[Python-bugs-list] [ python-Bugs-725149 ] SRE bugs with capturing groups in negative assertions

SourceForge.net noreply@sourceforge.net
Sun, 27 Apr 2003 06:28:05 -0700


Bugs item #725149, was opened at 2003-04-21 18:22
Message generated for change (Comment added) made by niemeyer
You can respond by visiting: 
https://sourceforge.net/tracker/?func=detail&atid=105470&aid=725149&group_id=5470

Category: Regular Expressions
Group: Python 2.3
Status: Open
Resolution: None
Priority: 5
Submitted By: Greg Chapman (glchapman)
>Assigned to: Gustavo Niemeyer (niemeyer)
Summary: SRE bugs with capturing groups in negative assertions

Initial Comment:
SRE is broken in some subtle ways when you combine 
capturing groups with assertions.  For example:

>>> re.match('((?!(a)c)[ab])*', 'abc').groups()
('b', '')

In the above '(a)' has matched an empty string.  Or 
worse:

>>> re.match('(a)((?!(b)*))*', 'abb').groups()
('b', None, None)

Here '(a)' matches 'b'.

Although Perl reports matches for groups in negative 
assertions, I think it is better to adopt the PCRE rule 
that these groups are always reported as unmatched 
outside the assertion (inside the assertion, if used with 
backreferences, they should behave as normal).  This 
would make the handling of subpatterns in negative 
assertions consistent with that of subpatterns in 
branches:

>>> re.match('(a)c|ab', 'ab').groups()
(None,)

In the above, although '(a)' matches before the branch 
fails, the failure of the branch means '(a)' is considered 
not to have matched.

Anyway, the attached patch is an effort to fix this 
problem by saving the values of marks before calling the 
assertion, and then restoring them afterwards (thus 
undoing whatever might have been done in the assertion).

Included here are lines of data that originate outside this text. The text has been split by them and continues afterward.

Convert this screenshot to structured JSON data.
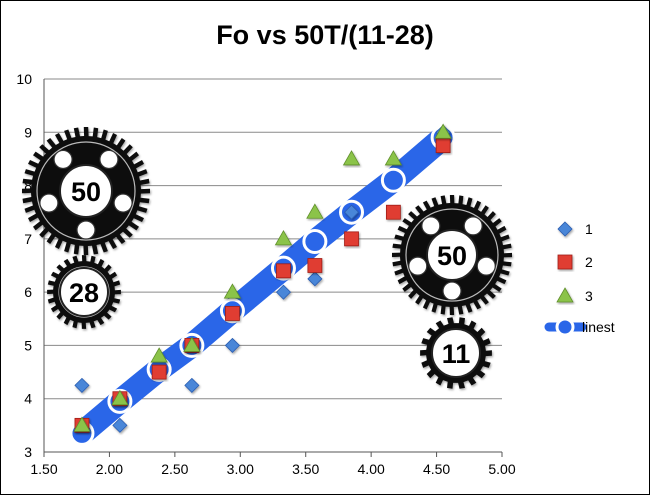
{
  "chart_data": {
    "type": "scatter",
    "title": "Fo vs 50T/(11-28)",
    "xlabel": "",
    "ylabel": "",
    "xlim": [
      1.5,
      5.0
    ],
    "ylim": [
      3,
      10
    ],
    "x_ticks": [
      "1.50",
      "2.00",
      "2.50",
      "3.00",
      "3.50",
      "4.00",
      "4.50",
      "5.00"
    ],
    "y_ticks": [
      "3",
      "4",
      "5",
      "6",
      "7",
      "8",
      "9",
      "10"
    ],
    "grid": "horizontal",
    "legend": "right",
    "series": [
      {
        "name": "1",
        "marker": "diamond",
        "color": "#4a86d8",
        "points": [
          [
            1.79,
            4.25
          ],
          [
            2.08,
            3.5
          ],
          [
            2.63,
            4.25
          ],
          [
            2.94,
            5.0
          ],
          [
            3.33,
            6.0
          ],
          [
            3.57,
            6.25
          ],
          [
            3.85,
            7.5
          ],
          [
            4.55,
            9.0
          ]
        ]
      },
      {
        "name": "2",
        "marker": "square",
        "color": "#e03c31",
        "points": [
          [
            1.79,
            3.5
          ],
          [
            2.08,
            4.0
          ],
          [
            2.38,
            4.5
          ],
          [
            2.63,
            5.0
          ],
          [
            2.94,
            5.6
          ],
          [
            3.33,
            6.4
          ],
          [
            3.57,
            6.5
          ],
          [
            3.85,
            7.0
          ],
          [
            4.17,
            7.5
          ],
          [
            4.55,
            8.75
          ]
        ]
      },
      {
        "name": "3",
        "marker": "triangle",
        "color": "#8bc34a",
        "points": [
          [
            1.79,
            3.5
          ],
          [
            2.08,
            4.0
          ],
          [
            2.38,
            4.8
          ],
          [
            2.63,
            5.0
          ],
          [
            2.94,
            6.0
          ],
          [
            3.33,
            7.0
          ],
          [
            3.57,
            7.5
          ],
          [
            3.85,
            8.5
          ],
          [
            4.17,
            8.5
          ],
          [
            4.55,
            9.0
          ]
        ]
      },
      {
        "name": "linest",
        "marker": "circle",
        "color": "#2a66e8",
        "line": true,
        "points": [
          [
            1.79,
            3.35
          ],
          [
            2.08,
            3.95
          ],
          [
            2.38,
            4.55
          ],
          [
            2.63,
            5.0
          ],
          [
            2.94,
            5.65
          ],
          [
            3.33,
            6.45
          ],
          [
            3.57,
            6.95
          ],
          [
            3.85,
            7.5
          ],
          [
            4.17,
            8.1
          ],
          [
            4.55,
            8.9
          ]
        ]
      }
    ]
  },
  "gears": [
    {
      "label": "50",
      "name": "gear-50-left-icon"
    },
    {
      "label": "28",
      "name": "gear-28-icon"
    },
    {
      "label": "50",
      "name": "gear-50-right-icon"
    },
    {
      "label": "11",
      "name": "gear-11-icon"
    }
  ]
}
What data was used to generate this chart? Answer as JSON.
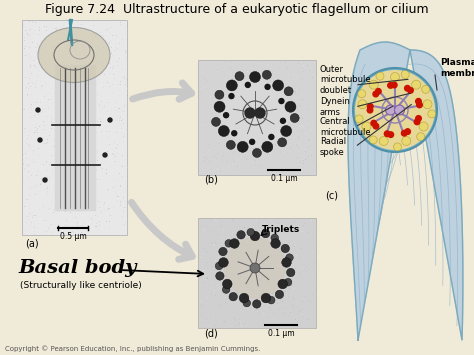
{
  "title": "Figure 7.24  Ultrastructure of a eukaryotic flagellum or cilium",
  "title_fontsize": 9,
  "title_color": "#000000",
  "background_color": "#f0ead8",
  "fig_bg_color": "#f0ead8",
  "copyright_text": "Copyright © Pearson Education, Inc., publishing as Benjamin Cummings.",
  "copyright_fontsize": 5,
  "labels": {
    "outer_microtubule": "Outer\nmicrotubule\ndoublet",
    "dynein_arms": "Dynein\narms",
    "central_microtubule": "Central\nmicrotubule",
    "radial_spoke": "Radial\nspoke",
    "plasma_membrane": "Plasma\nmembrane",
    "triplets": "Triplets",
    "basal_body": "Basal body",
    "basal_body_sub": "(Structurally like centriole)",
    "label_a": "(a)",
    "label_b": "(b)",
    "label_c": "(c)",
    "label_d": "(d)",
    "scale_05": "0.5 μm",
    "scale_01_b": "0.1 μm",
    "scale_01_d": "0.1 μm"
  },
  "colors": {
    "em_bg": "#c8c8c8",
    "em_dark": "#303030",
    "em_mid": "#606060",
    "em_light": "#a0a0a0",
    "em_white": "#e0e0e0",
    "big_arrow": "#c8c8c8",
    "cilium_outer": "#b8cfe0",
    "cilium_line": "#8aaec8",
    "cilium_dark_line": "#6090b0",
    "plasma_mem_color": "#70b0c8",
    "doublet_yellow": "#e8d870",
    "doublet_outline": "#c0aa40",
    "red_dot": "#cc1100",
    "spoke_purple": "#9080b8",
    "center_purple": "#c0a8d0",
    "inner_bg": "#e8d898",
    "annotation_line": "#333333",
    "scale_bar": "#000000"
  },
  "layout": {
    "figsize": [
      4.74,
      3.55
    ],
    "dpi": 100
  }
}
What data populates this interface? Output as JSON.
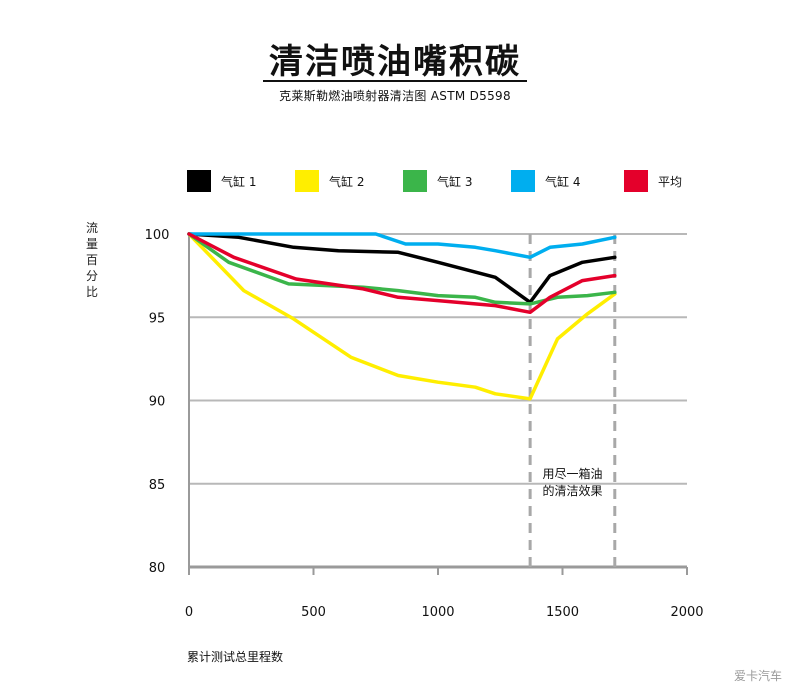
{
  "chart_data": {
    "type": "line",
    "title": "清洁喷油嘴积碳",
    "subtitle": "克莱斯勒燃油喷射器清洁图 ASTM D5598",
    "xlabel": "累计测试总里程数",
    "ylabel": "流量百分比",
    "xlim": [
      0,
      2000
    ],
    "ylim": [
      80,
      100
    ],
    "x_ticks": [
      0,
      500,
      1000,
      1500,
      2000
    ],
    "y_ticks": [
      80,
      85,
      90,
      95,
      100
    ],
    "grid": "horizontal",
    "legend_position": "top",
    "annotation": {
      "lines": [
        "用尽一箱油",
        "的清洁效果"
      ],
      "dashed_x": [
        1370,
        1710
      ]
    },
    "series": [
      {
        "name": "气缸 1",
        "color": "#000000",
        "x": [
          0,
          200,
          420,
          600,
          840,
          1000,
          1230,
          1370,
          1450,
          1580,
          1710
        ],
        "y": [
          100,
          99.8,
          99.2,
          99.0,
          98.9,
          98.3,
          97.4,
          95.9,
          97.5,
          98.3,
          98.6
        ]
      },
      {
        "name": "气缸 2",
        "color": "#ffee00",
        "x": [
          0,
          220,
          420,
          650,
          840,
          1000,
          1150,
          1230,
          1370,
          1480,
          1600,
          1710
        ],
        "y": [
          100,
          96.6,
          94.9,
          92.6,
          91.5,
          91.1,
          90.8,
          90.4,
          90.1,
          93.7,
          95.2,
          96.4
        ]
      },
      {
        "name": "气缸 3",
        "color": "#3bb54a",
        "x": [
          0,
          160,
          400,
          700,
          840,
          1000,
          1150,
          1230,
          1370,
          1480,
          1600,
          1710
        ],
        "y": [
          100,
          98.3,
          97.0,
          96.8,
          96.6,
          96.3,
          96.2,
          95.9,
          95.8,
          96.2,
          96.3,
          96.5
        ]
      },
      {
        "name": "气缸 4",
        "color": "#00aeef",
        "x": [
          0,
          200,
          750,
          870,
          1000,
          1150,
          1230,
          1370,
          1450,
          1580,
          1710
        ],
        "y": [
          100,
          100,
          100,
          99.4,
          99.4,
          99.2,
          99.0,
          98.6,
          99.2,
          99.4,
          99.8
        ]
      },
      {
        "name": "平均",
        "color": "#e4002b",
        "x": [
          0,
          180,
          430,
          700,
          840,
          1000,
          1230,
          1370,
          1450,
          1580,
          1710
        ],
        "y": [
          100,
          98.6,
          97.3,
          96.7,
          96.2,
          96.0,
          95.7,
          95.3,
          96.2,
          97.2,
          97.5
        ]
      }
    ]
  },
  "watermark": "爱卡汽车"
}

----------------------------------------------------------------------

>Comment By: Gustavo Niemeyer (niemeyer)
Date: 2003-04-27 13:28

Message:
Logged In: YES 
user_id=7887

Greg, I think there are two different issues here.

One of them is related to a wrong behavior from
mark_save/restore(), which don't restore the stackbase
before restoring the marks. Asserts were afected because
they're the only recursive ops that can continue the loop,
but the problem would happen to any operation with the same
behavior. So, rather than hardcoding this into asserts, I
have changed mark_save/restore() to always restore the
stackbase before restoring the marks. This should fix these
two cases you presented:

>>> re.match('(a)(?:(?=(b)*)c)*', 'abb').groups()
>>> re.match('(a)((?!(b)*))*', 'abb').groups()

And was applied as:

Modules/_sre.c: 2.95
Lib/test/test_re.py: 1.41

The other issue is related to the asserts which are leaving
half-marked groups. While your solution does work, it
changes the current behavior, which is also compatible to
how perl works. I understand that individual groups matching
when the whole string doesn't match is atypical. OTOH, a
negative assertion *is* atypical, and IMO denying external
group access won't help the user to understand how it works.
In other words, I think it's better to have incomplete
support for the moment, than having none.
This way, we can think further about this, and look for an
elegant solution to fix that support, certainly including
some algorithm to check for half-marked groups.

Thank you very much for spotting these bugs, and submitting
a solution for them.


----------------------------------------------------------------------

Comment By: Greg Chapman (glchapman)
Date: 2003-04-22 18:46

Message:
Logged In: YES 
user_id=86307

In thinking further, I realized that positive assertions are also 
affected by the second problem.  E.g.:

>>> re.match('(a)(?:(?=(b)*)c)*', 'abb').groups()
('b', None)

The problem here is that a successful match in an assertion 
can leave marks at the top of the mark stack which then get 
popped in the wrong place.  Attaching a new patch which 
should catch this problem for both kinds of assertions (and 
which also should "unmark" groups in negative assertions).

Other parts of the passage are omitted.